Filming for the season began in February 2021 at CBS Stages Canada in Mississauga, Ontario. Andi Armaganian directed the episode at the same time as she was directing an episode of Star Trek: Discovery (2017–2024) due to COVID-19 pandemic-related schedule changes. Location filming for the planet Majalis took place at the Parkwood Estate in Oshawa, Ontario. Filming for the season wrapped in July.

==Release==
"Lift Us Where Suffering Cannot Reach" was released on June 9, 2022, on the streaming service Paramount+ in the United States and other countries where the service is available. The episode, along with the rest of the first season, was released on DVD, Blu-Ray, and Limited Edition Steelbook formats in the US on March 21, 2023.

==Reception==
===Viewership===
Whip Media, which tracks viewership data for the 19 million worldwide users of its TV Time app, ranked Strange New Worlds as the sixth-most watched original streaming series for US viewership during the week ending June 12, 2022. Parrot Analytics determines audience "demand expressions" based on various data sources, and the company calculated that Strange New Worlds was the sixth-most in demand US streaming series for the week ending on June 10, the day after the episode was released. Parrot said the series was 32.3 times more in demand than the average US streaming series.

===Critical response===
On review aggregator website Rotten Tomatoes, 100% of 6 critics reviews for the episode were positive and the average of rated reviews was 7.8 out of 10. Multiple critics compared the episode to the short story "The Ones Who Walk Away from Omelas" (1973) by Ursula K. Le Guin, which was also an inspiration for the third season of Star Trek: Discovery (2021).

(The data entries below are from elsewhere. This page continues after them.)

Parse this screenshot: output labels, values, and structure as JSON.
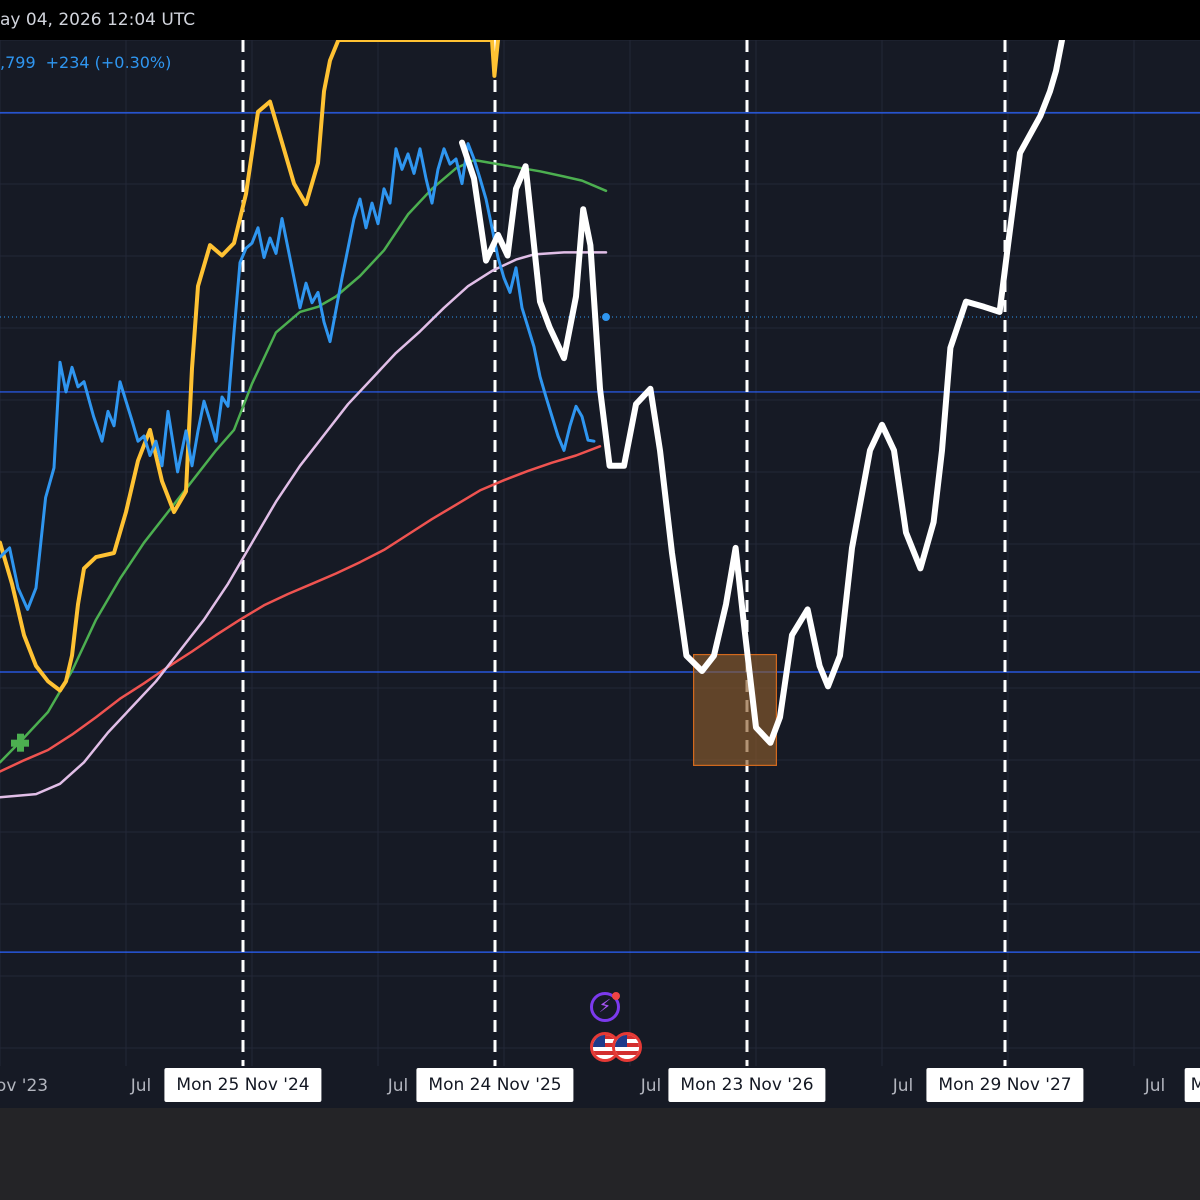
{
  "header": {
    "datetime": "ay 04, 2026 12:04 UTC",
    "price_fragment": ",799",
    "change": "+234 (+0.30%)"
  },
  "colors": {
    "background": "#161a25",
    "price_blue": "#2f96f0",
    "yellow": "#ffc233",
    "green": "#4caf50",
    "pink": "#e1bee7",
    "red": "#ef5350",
    "projection": "#ffffff",
    "box": "#8b5a2b",
    "hline": "#2962ff"
  },
  "axis": {
    "ticks": [
      "ov '23",
      "Jul",
      "Jul",
      "Jul",
      "Jul",
      "Jul",
      "M"
    ],
    "cycle_labels": [
      "Mon 25 Nov '24",
      "Mon 24 Nov '25",
      "Mon 23 Nov '26",
      "Mon 29 Nov '27"
    ]
  },
  "icons": [
    "flag-icon",
    "flag-icon",
    "spark-icon"
  ],
  "chart_data": {
    "type": "line",
    "x_range": [
      0,
      100
    ],
    "y_range": [
      0,
      100
    ],
    "grid": true,
    "horizontal_levels": [
      92.9,
      65.7,
      38.4,
      11.1
    ],
    "current_price_level": 73.0,
    "cycle_markers_x": [
      20.25,
      41.25,
      62.25,
      83.75
    ],
    "highlight_box": {
      "x0": 57.8,
      "x1": 64.7,
      "y0": 29.3,
      "y1": 40.1
    },
    "series": [
      {
        "id": "price",
        "points": [
          [
            0,
            49.6
          ],
          [
            0.8,
            50.5
          ],
          [
            1.5,
            46.6
          ],
          [
            2.3,
            44.5
          ],
          [
            3.0,
            46.6
          ],
          [
            3.8,
            55.4
          ],
          [
            4.5,
            58.3
          ],
          [
            5.0,
            68.6
          ],
          [
            5.5,
            65.7
          ],
          [
            6.0,
            68.1
          ],
          [
            6.5,
            66.2
          ],
          [
            7.0,
            66.7
          ],
          [
            7.8,
            63.3
          ],
          [
            8.5,
            60.9
          ],
          [
            9.0,
            63.8
          ],
          [
            9.5,
            62.4
          ],
          [
            10.0,
            66.7
          ],
          [
            10.5,
            64.8
          ],
          [
            11.0,
            62.9
          ],
          [
            11.5,
            60.9
          ],
          [
            12.0,
            61.4
          ],
          [
            12.5,
            59.5
          ],
          [
            13.0,
            60.9
          ],
          [
            13.5,
            58.5
          ],
          [
            14.0,
            63.8
          ],
          [
            14.8,
            57.9
          ],
          [
            15.5,
            61.9
          ],
          [
            16.0,
            58.5
          ],
          [
            16.5,
            61.9
          ],
          [
            17.0,
            64.8
          ],
          [
            17.5,
            62.9
          ],
          [
            18.0,
            60.9
          ],
          [
            18.5,
            65.2
          ],
          [
            19.0,
            64.3
          ],
          [
            19.5,
            71.5
          ],
          [
            20.0,
            78.3
          ],
          [
            20.5,
            79.7
          ],
          [
            21.0,
            80.2
          ],
          [
            21.5,
            81.7
          ],
          [
            22.0,
            78.8
          ],
          [
            22.5,
            80.7
          ],
          [
            23.0,
            79.2
          ],
          [
            23.5,
            82.6
          ],
          [
            24.0,
            79.7
          ],
          [
            24.5,
            76.8
          ],
          [
            25.0,
            73.9
          ],
          [
            25.5,
            76.3
          ],
          [
            26.0,
            74.4
          ],
          [
            26.5,
            75.4
          ],
          [
            27.0,
            72.5
          ],
          [
            27.5,
            70.6
          ],
          [
            28.5,
            76.8
          ],
          [
            29.0,
            79.7
          ],
          [
            29.5,
            82.6
          ],
          [
            30.0,
            84.5
          ],
          [
            30.5,
            81.7
          ],
          [
            31.0,
            84.1
          ],
          [
            31.5,
            82.1
          ],
          [
            32.0,
            85.5
          ],
          [
            32.5,
            84.1
          ],
          [
            33.0,
            89.4
          ],
          [
            33.5,
            87.4
          ],
          [
            34.0,
            88.9
          ],
          [
            34.5,
            87.0
          ],
          [
            35.0,
            89.4
          ],
          [
            35.5,
            86.5
          ],
          [
            36.0,
            84.1
          ],
          [
            36.5,
            87.4
          ],
          [
            37.0,
            89.4
          ],
          [
            37.5,
            87.9
          ],
          [
            38.0,
            88.4
          ],
          [
            38.5,
            86.0
          ],
          [
            39.0,
            89.9
          ],
          [
            39.5,
            88.4
          ],
          [
            40.0,
            86.5
          ],
          [
            40.5,
            84.5
          ],
          [
            41.0,
            81.7
          ],
          [
            41.5,
            78.8
          ],
          [
            42.0,
            76.8
          ],
          [
            42.5,
            75.4
          ],
          [
            43.0,
            77.8
          ],
          [
            43.5,
            73.9
          ],
          [
            44.0,
            72.0
          ],
          [
            44.5,
            70.1
          ],
          [
            45.0,
            67.2
          ],
          [
            45.5,
            65.2
          ],
          [
            46.0,
            63.3
          ],
          [
            46.5,
            61.4
          ],
          [
            47.0,
            60.0
          ],
          [
            47.5,
            62.4
          ],
          [
            48.0,
            64.3
          ],
          [
            48.5,
            63.3
          ],
          [
            49.0,
            61.0
          ],
          [
            49.5,
            60.9
          ]
        ]
      },
      {
        "id": "yellow_oscillator",
        "points": [
          [
            0,
            51.0
          ],
          [
            1,
            47.0
          ],
          [
            2,
            42.0
          ],
          [
            3,
            39.0
          ],
          [
            4,
            37.5
          ],
          [
            5,
            36.6
          ],
          [
            5.5,
            37.5
          ],
          [
            6.0,
            40.0
          ],
          [
            6.5,
            45.0
          ],
          [
            7.0,
            48.5
          ],
          [
            8.0,
            49.6
          ],
          [
            9.5,
            50.0
          ],
          [
            10.5,
            54.0
          ],
          [
            11.5,
            59.0
          ],
          [
            12.5,
            62.0
          ],
          [
            13.5,
            57.0
          ],
          [
            14.5,
            54.0
          ],
          [
            15.5,
            56.0
          ],
          [
            16.0,
            68.0
          ],
          [
            16.5,
            76.0
          ],
          [
            17.5,
            80.0
          ],
          [
            18.5,
            79.0
          ],
          [
            19.5,
            80.2
          ],
          [
            20.5,
            85.0
          ],
          [
            21.5,
            93.0
          ],
          [
            22.5,
            94.0
          ],
          [
            23.5,
            90.0
          ],
          [
            24.5,
            86.0
          ],
          [
            25.5,
            84.0
          ],
          [
            26.5,
            88.0
          ],
          [
            27.0,
            95.0
          ],
          [
            27.5,
            98.0
          ],
          [
            28.2,
            100.0
          ],
          [
            41.0,
            100.0
          ],
          [
            41.2,
            96.5
          ],
          [
            41.5,
            100.0
          ]
        ]
      },
      {
        "id": "green_ma",
        "points": [
          [
            0,
            29.6
          ],
          [
            2,
            32.0
          ],
          [
            4,
            34.5
          ],
          [
            6,
            38.5
          ],
          [
            8,
            43.5
          ],
          [
            10,
            47.5
          ],
          [
            12,
            51.0
          ],
          [
            14,
            54.0
          ],
          [
            16,
            57.0
          ],
          [
            18,
            60.0
          ],
          [
            19.5,
            62.0
          ],
          [
            21,
            66.5
          ],
          [
            23,
            71.5
          ],
          [
            25,
            73.5
          ],
          [
            26.5,
            74.0
          ],
          [
            28,
            75.0
          ],
          [
            30,
            77.0
          ],
          [
            32,
            79.5
          ],
          [
            34,
            83.0
          ],
          [
            36,
            85.5
          ],
          [
            38,
            87.5
          ],
          [
            39.5,
            88.3
          ],
          [
            41,
            88.0
          ],
          [
            43,
            87.6
          ],
          [
            45,
            87.2
          ],
          [
            47,
            86.7
          ],
          [
            48.5,
            86.3
          ],
          [
            50.5,
            85.3
          ]
        ]
      },
      {
        "id": "pink_ma",
        "points": [
          [
            0,
            26.2
          ],
          [
            3,
            26.5
          ],
          [
            5,
            27.5
          ],
          [
            7,
            29.6
          ],
          [
            9,
            32.5
          ],
          [
            11,
            35.0
          ],
          [
            13,
            37.5
          ],
          [
            15,
            40.5
          ],
          [
            17,
            43.5
          ],
          [
            19,
            47.0
          ],
          [
            21,
            51.0
          ],
          [
            23,
            55.0
          ],
          [
            25,
            58.5
          ],
          [
            27,
            61.5
          ],
          [
            29,
            64.5
          ],
          [
            31,
            67.0
          ],
          [
            33,
            69.5
          ],
          [
            35,
            71.6
          ],
          [
            37,
            73.9
          ],
          [
            39,
            76.0
          ],
          [
            41,
            77.5
          ],
          [
            43,
            78.6
          ],
          [
            44.5,
            79.1
          ],
          [
            47,
            79.3
          ],
          [
            50.5,
            79.3
          ]
        ]
      },
      {
        "id": "red_ma",
        "points": [
          [
            0,
            28.7
          ],
          [
            2,
            29.8
          ],
          [
            4,
            30.8
          ],
          [
            6,
            32.3
          ],
          [
            8,
            34.0
          ],
          [
            10,
            35.8
          ],
          [
            12,
            37.3
          ],
          [
            14,
            38.9
          ],
          [
            16,
            40.4
          ],
          [
            18,
            42.0
          ],
          [
            20,
            43.5
          ],
          [
            22,
            44.9
          ],
          [
            24,
            46.0
          ],
          [
            26,
            47.0
          ],
          [
            28,
            48.0
          ],
          [
            30,
            49.1
          ],
          [
            32,
            50.3
          ],
          [
            34,
            51.8
          ],
          [
            36,
            53.3
          ],
          [
            38,
            54.7
          ],
          [
            40,
            56.1
          ],
          [
            42,
            57.1
          ],
          [
            44,
            58.0
          ],
          [
            46,
            58.8
          ],
          [
            48,
            59.5
          ],
          [
            50,
            60.4
          ]
        ]
      },
      {
        "id": "projection",
        "points": [
          [
            38.5,
            90.0
          ],
          [
            39.5,
            86.5
          ],
          [
            40.5,
            78.5
          ],
          [
            41.5,
            81.0
          ],
          [
            42.3,
            79.0
          ],
          [
            43.0,
            85.5
          ],
          [
            43.8,
            87.7
          ],
          [
            44.5,
            80.0
          ],
          [
            45.0,
            74.5
          ],
          [
            45.8,
            72.0
          ],
          [
            47.0,
            69.0
          ],
          [
            48.0,
            75.0
          ],
          [
            48.6,
            83.5
          ],
          [
            49.2,
            80.0
          ],
          [
            50.0,
            66.0
          ],
          [
            50.8,
            58.5
          ],
          [
            52.0,
            58.5
          ],
          [
            53.0,
            64.5
          ],
          [
            54.2,
            66.0
          ],
          [
            55.0,
            60.0
          ],
          [
            56.0,
            50.0
          ],
          [
            57.2,
            40.0
          ],
          [
            58.5,
            38.5
          ],
          [
            59.5,
            40.0
          ],
          [
            60.5,
            45.0
          ],
          [
            61.3,
            50.5
          ],
          [
            62.0,
            43.0
          ],
          [
            63.0,
            33.0
          ],
          [
            64.2,
            31.5
          ],
          [
            65.0,
            34.0
          ],
          [
            66.0,
            42.0
          ],
          [
            67.3,
            44.5
          ],
          [
            68.3,
            39.0
          ],
          [
            69.0,
            37.0
          ],
          [
            70.0,
            40.0
          ],
          [
            71.0,
            50.5
          ],
          [
            72.5,
            60.0
          ],
          [
            73.5,
            62.5
          ],
          [
            74.5,
            60.0
          ],
          [
            75.5,
            52.0
          ],
          [
            76.7,
            48.5
          ],
          [
            77.8,
            53.0
          ],
          [
            78.5,
            60.0
          ],
          [
            79.2,
            70.0
          ],
          [
            80.5,
            74.5
          ],
          [
            82.0,
            74.0
          ],
          [
            83.3,
            73.5
          ],
          [
            84.0,
            80.0
          ],
          [
            85.0,
            89.0
          ],
          [
            86.7,
            92.6
          ],
          [
            87.5,
            95.0
          ],
          [
            88.0,
            97.0
          ],
          [
            88.5,
            100.0
          ]
        ]
      }
    ]
  }
}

Writing for Inverse, Ryan Britt called the episode's ending a "gut punch", because of Pike's inability to save the child, and said the episode introduced ambiguity into the utopian nature of the Federation: Alora compares the trade-offs of the life in the Federation to her own world's shocking ritual, throwing the nature of the Federation's "post-scarcity" future into doubt. Gizmodos James Whitbrook also noted the episode's downbeat conclusion, calling the episode "the first of [the] debut season where things conclude on a pointedly bitter, inconclusive note for the Enterprise crew". He described the different tone as "refreshing", offering more moral complexity than previous episodes of Strange New Worlds. However, he acknowledged that it "doesn't always quite work", feeling padded, and leaning too much on plot-twists rather than real narrative depth. Darren Mooney at The Escapist criticized episode's conclusion, calling it "cynical" and writing that the show's first season "takes a break from offering underwhelming rehashes of older Star Trek episodes to offer an underwhelming rehash of a science fiction classic".